Les bâtisseurs d’empire: Une histoire qui a intrigué l’Europe et le monde arabe

 « Après quelques hoquets racistes, linguistes, archéologues, généticiens se sont enfin mis au travail. Et peu à peu, ils ont fait surgir des ténèbres une fantastique avanture.. »T. P. Rémy

Aussi loin qu’on puisse remonter dans l’histoire de l’Afrique subsaharienne, on s’aperçoit que le tandem Mali-Keita a eu une grande résonance. Aussi, la puissante tradition malienne avait-elle une place très importante dans la politique de Modibo Keita qui disait :

 

« … Nous voulons être les dignes héritiers de nos ancêtres, les artisans d’un Mali resplendissant de prospérité intérieur et de rayonnement international. … En donnant le nom Mali à notre jeune République, nous avons devant l’histoire fait le serment de réhabiliter les valeurs morales qui ont fait la grandeur de l’Afrique. »

 

Il faut dire que l’héritage est fabuleux :

En 1324 après le pèlerinage de son empereur à la Mecque, le Mali était devenu une terre quasi mythique pour l’Europe et l’Afrique du Nord. On connaissait la richesse de cet empire flamboyant, on avait entendu parler de son centre culturel à Tombouctou où on enseignait le droit, la philosophie, l’astronomie et la théologie. Mais les historiens découvrent une civilisation encore plus fascinante qu’on ne le croyait.


(empire mandingue) – Les Manuscrits de Tombouctou by newera-8-rise

Parmi les voyageurs étrangers, mi-marchands, mi-espions, qui ont sillonné la région attirés par la curiosité ou la richesse du pays, il y eut le célèbre ambassadeur historien Ibn Battuta. Ibn Battuta est le seul témoin oculaire à laisser un écrit antérieur à ceux des découvreurs européens.

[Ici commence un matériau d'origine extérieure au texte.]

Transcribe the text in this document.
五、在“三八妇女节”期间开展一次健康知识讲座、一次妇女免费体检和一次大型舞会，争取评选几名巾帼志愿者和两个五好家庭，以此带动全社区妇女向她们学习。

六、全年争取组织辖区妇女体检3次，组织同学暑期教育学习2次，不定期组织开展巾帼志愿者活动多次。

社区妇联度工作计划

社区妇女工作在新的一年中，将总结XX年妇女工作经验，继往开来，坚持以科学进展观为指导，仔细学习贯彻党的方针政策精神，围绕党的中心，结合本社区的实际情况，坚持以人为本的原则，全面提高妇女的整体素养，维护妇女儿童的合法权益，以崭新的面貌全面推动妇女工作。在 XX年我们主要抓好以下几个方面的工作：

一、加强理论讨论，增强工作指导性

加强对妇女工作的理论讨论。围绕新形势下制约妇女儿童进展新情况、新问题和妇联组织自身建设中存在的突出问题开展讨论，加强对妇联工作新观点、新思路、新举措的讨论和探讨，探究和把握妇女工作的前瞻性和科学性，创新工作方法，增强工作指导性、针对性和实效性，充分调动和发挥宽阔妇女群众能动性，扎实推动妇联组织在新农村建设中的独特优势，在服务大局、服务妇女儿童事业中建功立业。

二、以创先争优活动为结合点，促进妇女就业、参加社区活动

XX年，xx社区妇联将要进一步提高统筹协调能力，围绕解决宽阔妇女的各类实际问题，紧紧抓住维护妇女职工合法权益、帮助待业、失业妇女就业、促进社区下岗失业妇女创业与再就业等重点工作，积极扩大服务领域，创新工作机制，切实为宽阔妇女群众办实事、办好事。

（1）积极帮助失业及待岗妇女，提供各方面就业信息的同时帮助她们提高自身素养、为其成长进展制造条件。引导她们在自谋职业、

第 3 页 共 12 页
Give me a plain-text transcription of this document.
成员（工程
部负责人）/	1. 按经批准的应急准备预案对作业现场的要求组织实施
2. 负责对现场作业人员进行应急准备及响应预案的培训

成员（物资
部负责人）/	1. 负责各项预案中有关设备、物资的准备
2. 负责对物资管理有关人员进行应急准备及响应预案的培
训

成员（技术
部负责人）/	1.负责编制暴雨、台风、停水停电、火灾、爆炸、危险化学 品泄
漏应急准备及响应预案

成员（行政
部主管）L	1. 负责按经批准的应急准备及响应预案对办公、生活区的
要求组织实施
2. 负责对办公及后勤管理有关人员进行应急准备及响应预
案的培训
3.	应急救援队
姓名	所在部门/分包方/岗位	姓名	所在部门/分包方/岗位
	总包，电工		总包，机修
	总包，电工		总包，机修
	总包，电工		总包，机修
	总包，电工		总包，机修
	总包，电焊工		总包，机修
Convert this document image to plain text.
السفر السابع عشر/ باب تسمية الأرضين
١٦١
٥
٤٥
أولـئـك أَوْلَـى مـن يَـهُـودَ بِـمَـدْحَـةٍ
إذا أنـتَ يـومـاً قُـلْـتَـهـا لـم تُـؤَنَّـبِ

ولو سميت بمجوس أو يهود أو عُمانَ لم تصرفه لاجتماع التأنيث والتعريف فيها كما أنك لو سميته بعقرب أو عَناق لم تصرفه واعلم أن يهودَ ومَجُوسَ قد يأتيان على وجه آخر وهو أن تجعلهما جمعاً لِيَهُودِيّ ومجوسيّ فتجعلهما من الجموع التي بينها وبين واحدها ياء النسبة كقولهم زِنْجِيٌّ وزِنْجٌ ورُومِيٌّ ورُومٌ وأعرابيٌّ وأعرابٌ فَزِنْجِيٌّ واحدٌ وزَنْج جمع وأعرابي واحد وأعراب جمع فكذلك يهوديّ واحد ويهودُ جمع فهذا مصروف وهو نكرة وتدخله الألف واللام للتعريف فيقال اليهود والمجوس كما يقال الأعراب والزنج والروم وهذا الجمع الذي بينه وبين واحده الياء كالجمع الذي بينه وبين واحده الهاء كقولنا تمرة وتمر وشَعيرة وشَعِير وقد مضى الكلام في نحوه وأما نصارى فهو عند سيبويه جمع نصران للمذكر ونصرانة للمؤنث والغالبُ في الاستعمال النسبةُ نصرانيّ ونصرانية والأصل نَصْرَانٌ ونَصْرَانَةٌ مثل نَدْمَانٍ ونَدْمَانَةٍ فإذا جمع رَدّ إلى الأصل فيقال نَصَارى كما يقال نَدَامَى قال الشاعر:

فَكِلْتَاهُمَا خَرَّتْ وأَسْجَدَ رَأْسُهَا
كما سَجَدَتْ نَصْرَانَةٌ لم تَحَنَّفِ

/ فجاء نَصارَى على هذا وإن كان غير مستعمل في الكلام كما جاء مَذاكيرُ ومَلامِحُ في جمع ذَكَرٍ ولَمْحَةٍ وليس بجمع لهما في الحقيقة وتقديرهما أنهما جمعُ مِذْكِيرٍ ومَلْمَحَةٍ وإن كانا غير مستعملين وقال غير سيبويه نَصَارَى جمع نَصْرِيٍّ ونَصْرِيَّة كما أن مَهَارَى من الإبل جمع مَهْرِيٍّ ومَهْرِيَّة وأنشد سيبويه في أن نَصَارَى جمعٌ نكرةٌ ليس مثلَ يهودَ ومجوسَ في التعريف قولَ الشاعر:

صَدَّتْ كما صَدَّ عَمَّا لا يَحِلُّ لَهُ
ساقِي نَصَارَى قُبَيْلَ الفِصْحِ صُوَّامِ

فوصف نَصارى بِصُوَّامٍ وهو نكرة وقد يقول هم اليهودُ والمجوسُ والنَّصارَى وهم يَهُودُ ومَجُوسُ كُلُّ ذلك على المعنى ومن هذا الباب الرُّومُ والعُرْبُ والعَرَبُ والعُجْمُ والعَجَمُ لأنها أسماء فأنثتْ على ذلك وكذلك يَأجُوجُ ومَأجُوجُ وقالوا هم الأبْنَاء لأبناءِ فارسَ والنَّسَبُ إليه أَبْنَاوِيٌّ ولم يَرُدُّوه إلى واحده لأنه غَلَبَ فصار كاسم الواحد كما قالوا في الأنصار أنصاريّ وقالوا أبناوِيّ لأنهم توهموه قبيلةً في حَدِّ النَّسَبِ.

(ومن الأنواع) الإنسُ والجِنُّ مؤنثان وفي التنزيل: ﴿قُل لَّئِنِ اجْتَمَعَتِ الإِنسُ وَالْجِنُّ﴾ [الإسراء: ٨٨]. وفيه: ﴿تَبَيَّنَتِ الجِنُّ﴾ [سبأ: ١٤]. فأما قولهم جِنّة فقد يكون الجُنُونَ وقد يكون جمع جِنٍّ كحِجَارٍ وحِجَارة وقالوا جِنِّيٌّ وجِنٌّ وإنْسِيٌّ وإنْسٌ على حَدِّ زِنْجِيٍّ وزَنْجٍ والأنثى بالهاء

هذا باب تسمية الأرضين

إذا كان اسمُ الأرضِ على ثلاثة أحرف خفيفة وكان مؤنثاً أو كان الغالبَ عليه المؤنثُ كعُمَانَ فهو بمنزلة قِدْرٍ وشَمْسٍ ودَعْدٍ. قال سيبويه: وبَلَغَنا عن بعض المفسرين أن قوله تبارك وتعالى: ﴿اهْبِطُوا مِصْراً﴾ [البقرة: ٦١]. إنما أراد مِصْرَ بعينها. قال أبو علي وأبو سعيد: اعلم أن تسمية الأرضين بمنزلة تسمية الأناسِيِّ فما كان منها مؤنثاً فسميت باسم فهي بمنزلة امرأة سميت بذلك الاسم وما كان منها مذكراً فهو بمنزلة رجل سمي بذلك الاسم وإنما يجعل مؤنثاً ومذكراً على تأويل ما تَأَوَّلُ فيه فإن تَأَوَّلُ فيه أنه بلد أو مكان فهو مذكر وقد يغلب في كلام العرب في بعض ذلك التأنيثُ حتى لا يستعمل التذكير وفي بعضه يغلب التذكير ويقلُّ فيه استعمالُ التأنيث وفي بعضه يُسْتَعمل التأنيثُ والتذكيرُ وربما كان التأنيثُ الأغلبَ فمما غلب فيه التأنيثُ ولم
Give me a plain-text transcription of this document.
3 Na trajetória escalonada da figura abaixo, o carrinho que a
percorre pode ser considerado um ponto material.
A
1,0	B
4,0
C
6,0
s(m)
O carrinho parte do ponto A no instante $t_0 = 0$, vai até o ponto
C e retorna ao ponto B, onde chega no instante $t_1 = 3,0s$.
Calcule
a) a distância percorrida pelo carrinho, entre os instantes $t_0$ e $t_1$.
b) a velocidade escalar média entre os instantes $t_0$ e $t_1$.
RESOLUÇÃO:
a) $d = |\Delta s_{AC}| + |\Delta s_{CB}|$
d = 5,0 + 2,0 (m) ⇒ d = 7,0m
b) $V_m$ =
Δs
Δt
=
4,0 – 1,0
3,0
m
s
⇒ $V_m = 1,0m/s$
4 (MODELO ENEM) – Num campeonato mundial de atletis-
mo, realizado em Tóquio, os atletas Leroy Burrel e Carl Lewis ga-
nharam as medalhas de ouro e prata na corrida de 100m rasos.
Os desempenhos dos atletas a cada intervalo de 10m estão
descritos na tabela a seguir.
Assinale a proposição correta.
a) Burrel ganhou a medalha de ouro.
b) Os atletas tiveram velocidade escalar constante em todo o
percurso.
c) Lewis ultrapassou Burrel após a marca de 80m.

Après un long périple de plus de 120 mille km qui l’amena jusqu’en Chine, le “voyageur de l’islam”, comme on le surnommait, fut chargé par le sultan du Maroc d’aller visiter ce riche voisin du Soudan (“le pays des noirs” en arabe). Ibn Battuta revint de ce voyage au Mali, émerveillé par la splendeur de l’empire mais déçu de ne pas avoir été couvert d’or par l’empereur malien

 

UN TEMOIN OCULAIRE :
UN_TEMOIN_OCULAIREIbn Battuta a visité l’empire du Mali en 1352 et 1353. Dans son récit il décrit la société malienne.:« Les actes d’injustice sont rares chez eux, de tous les peuples c’est celui qui est le moins porté à en commettre, et le sultan ne pardonne jamais à ceux quiconque s’en rend coupable. Dans toute l’étendue du pays il règne une sécurité parfaite, on peut y demeurer et voyager sans craindre le vol ou la rapine…»
En ce qui concerne le luxe de la cour imperiale du Mali, le célèbre chroniqueur arabe écrit : « La salle (d’audiences) a trois fenêtres en bois recouvertes de plaques d’argent, et, au-dessous, trois autres recouvertes de plaques d’or… Les écuyers arrivent avec des armes magnifiques : carquois d’or et d’argent, sabres ornés d’or ainsi que leur fourreau, lances d’or et d’argent, massues de cristal...»Ibn Battuta – récit de voyage (Rihla)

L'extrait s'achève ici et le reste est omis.